"Söz cariyelerden açılmışken önemli bir not daha eklemek isterim. Başta Hz. Muhammed olmak üzere sahabenin en önemlileri bile ölümlerine kadar ellerinde köle, cariye bulundurmuşlardır. Hz.Muhammed hasta iken kölelerinden
kırkını azat etmiştir. Peki, sorulmaz mı ki, onları niye daha önce azat etmedin, neden elinde bulundurdun? Kaldı ki, ara sıra köle azat etmişse veya onlar hakkında güzel bir söz söylemişse de onların aleyhine kararlar da almıştır. Hz. Muhammed, “Şayet bir köle efendisinden kaçıyorsa kafir olur. Efendisinin izni olmadan evleniyorsa zina sayılır. Bir köle efendisinden kaçıp kâfir toplumuna sığınıyorsa katli vaciptir, gibi hadislerle onları hep kontrol altında tutmuştur."
Ayetlerde imkânsızlıklar nedeniyle evlenemeyenler için
gösterilen bir diğer alternatif şöyle:
Nisa suresi, 24. ayet: ‘Evli kadınlar da size haram kılındı; ancak savaş esiri kadınlar hariç, onları almanız için evli olmaları sorun değildir.’
"Nur 33.ayet de ben sizi zengin edene, imkân sahibi yapana kadar bekleyin deniliyor. Acaba Tanrı insanları varlıklı yapıp da bu sorunu çözecek mi!
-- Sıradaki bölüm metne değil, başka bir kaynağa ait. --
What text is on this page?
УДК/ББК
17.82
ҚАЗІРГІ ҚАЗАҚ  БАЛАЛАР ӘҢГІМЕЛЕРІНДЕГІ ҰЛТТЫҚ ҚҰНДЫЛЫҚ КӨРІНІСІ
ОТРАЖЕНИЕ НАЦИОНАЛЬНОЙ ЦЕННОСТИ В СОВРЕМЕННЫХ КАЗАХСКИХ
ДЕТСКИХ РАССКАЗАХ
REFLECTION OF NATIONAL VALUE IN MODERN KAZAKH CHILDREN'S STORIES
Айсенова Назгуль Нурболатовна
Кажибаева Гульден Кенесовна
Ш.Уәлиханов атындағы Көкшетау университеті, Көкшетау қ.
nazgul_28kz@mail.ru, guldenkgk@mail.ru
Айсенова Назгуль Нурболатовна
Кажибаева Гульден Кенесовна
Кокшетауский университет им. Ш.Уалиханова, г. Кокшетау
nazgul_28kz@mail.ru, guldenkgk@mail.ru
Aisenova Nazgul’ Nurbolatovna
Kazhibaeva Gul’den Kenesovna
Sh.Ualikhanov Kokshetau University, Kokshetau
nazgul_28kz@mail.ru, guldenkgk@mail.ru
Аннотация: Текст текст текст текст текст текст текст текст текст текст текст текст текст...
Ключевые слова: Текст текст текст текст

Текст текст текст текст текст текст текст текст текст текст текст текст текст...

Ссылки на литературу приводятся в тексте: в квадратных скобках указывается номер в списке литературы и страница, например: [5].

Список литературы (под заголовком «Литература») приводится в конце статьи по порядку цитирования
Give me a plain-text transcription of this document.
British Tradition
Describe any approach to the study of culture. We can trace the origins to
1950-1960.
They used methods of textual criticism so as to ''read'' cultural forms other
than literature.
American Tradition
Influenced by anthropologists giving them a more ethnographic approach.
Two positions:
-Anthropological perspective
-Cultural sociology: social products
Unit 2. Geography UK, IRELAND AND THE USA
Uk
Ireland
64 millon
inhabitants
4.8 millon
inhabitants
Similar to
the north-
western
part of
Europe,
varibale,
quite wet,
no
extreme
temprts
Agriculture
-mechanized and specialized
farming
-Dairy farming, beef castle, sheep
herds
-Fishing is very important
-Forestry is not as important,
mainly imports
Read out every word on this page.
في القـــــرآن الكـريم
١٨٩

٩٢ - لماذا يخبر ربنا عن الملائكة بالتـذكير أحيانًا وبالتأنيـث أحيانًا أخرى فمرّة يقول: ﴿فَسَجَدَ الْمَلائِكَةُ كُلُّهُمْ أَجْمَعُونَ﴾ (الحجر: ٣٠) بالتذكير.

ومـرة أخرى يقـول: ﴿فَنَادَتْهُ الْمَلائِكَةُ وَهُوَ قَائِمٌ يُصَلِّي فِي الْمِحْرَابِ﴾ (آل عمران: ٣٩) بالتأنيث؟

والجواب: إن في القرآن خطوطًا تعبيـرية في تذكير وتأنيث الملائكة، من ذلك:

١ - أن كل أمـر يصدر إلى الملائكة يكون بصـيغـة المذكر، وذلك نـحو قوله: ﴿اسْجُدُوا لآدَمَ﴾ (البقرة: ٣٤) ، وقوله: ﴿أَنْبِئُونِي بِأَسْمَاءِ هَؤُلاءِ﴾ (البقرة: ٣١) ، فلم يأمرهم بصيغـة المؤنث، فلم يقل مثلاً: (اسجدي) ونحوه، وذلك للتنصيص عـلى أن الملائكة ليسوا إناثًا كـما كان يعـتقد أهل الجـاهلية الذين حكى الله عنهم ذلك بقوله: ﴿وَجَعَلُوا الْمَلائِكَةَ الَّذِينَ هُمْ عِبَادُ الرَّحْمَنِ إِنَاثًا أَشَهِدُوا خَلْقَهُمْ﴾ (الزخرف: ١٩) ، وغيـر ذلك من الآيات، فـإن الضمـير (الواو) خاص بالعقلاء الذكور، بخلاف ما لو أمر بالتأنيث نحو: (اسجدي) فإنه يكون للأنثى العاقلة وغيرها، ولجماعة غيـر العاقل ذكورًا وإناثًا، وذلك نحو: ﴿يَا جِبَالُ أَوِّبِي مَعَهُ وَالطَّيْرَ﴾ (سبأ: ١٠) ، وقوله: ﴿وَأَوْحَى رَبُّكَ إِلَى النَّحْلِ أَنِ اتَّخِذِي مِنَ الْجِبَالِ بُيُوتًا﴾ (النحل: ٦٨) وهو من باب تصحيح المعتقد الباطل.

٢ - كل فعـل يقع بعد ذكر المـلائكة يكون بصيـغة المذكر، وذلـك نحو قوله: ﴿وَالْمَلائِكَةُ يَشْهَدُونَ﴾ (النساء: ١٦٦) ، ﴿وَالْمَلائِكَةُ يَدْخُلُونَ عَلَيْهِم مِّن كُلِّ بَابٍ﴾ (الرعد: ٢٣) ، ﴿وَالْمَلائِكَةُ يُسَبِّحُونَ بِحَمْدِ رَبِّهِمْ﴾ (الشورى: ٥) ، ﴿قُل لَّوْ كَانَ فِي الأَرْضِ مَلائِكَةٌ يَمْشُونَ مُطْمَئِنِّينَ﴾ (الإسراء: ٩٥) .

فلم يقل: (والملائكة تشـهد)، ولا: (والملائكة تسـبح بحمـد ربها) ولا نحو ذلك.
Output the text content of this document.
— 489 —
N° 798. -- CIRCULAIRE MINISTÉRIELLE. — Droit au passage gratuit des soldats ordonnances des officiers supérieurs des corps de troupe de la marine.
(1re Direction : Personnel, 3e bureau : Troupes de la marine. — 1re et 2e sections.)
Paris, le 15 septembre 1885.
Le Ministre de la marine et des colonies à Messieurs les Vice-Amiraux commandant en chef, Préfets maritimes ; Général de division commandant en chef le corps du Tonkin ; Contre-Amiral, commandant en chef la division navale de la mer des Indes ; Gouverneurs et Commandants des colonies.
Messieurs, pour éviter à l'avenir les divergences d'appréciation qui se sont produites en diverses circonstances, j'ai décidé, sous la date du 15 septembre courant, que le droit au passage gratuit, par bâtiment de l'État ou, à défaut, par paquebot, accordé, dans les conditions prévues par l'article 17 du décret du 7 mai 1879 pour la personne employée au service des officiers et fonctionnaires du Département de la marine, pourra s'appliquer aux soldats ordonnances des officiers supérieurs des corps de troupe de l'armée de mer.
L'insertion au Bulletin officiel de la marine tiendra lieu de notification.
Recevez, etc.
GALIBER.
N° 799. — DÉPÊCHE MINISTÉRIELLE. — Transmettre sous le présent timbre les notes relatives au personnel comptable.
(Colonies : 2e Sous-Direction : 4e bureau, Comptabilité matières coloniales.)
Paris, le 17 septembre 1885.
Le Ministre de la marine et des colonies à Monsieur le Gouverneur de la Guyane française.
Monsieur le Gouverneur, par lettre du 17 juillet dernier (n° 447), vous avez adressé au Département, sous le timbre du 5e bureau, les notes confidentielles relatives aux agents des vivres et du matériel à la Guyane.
Pratik bunu doğrulamıyor ve bu çağda artık çocuklar da buna inanmıyorlar: Fakirlik yüzünden değil evlenebilmek; bir lokma
ekmek bulamayan milyonlarca insan var."
Umarım çok yakın zamanda eski mitolojilerin devamı olan bu dinleri hayatımızdan çekip atarız, yazılı belgelerini de müzelere alır, sistemimizi kendimiz kurarız. İşte o zaman görev
(yönetim erki) asıl sahibine devredilmiş olur.
Nur suresi 33. ayette şu konudan söz ediliyor.
1) “Evlenmeye gücü yetmeyenler, Allah kendilerini lütfuyla zengin edinceye kadar iffetlerini korusunlar/sabretsinler.”
Dikkat edilirse, Kur’an’ın bu ayetiyle fakirlik yüzünden evlenemeyen insanlara bir çözüm yolu gösteriliyor: Sabredin,
namusunuzu koruyun, ben Tanrı olarak sizi zengin edene/imkân sahibi kılana kadar dayanın diyor. Bu, o zaman için geçerli olabilir.Çünkü Tanrı adına her an için bir cephe açılabilir, karşı tarafın malı, kızı ve kadınları toplanabilirdi; ancak bugün artık bu da mümkün değildir."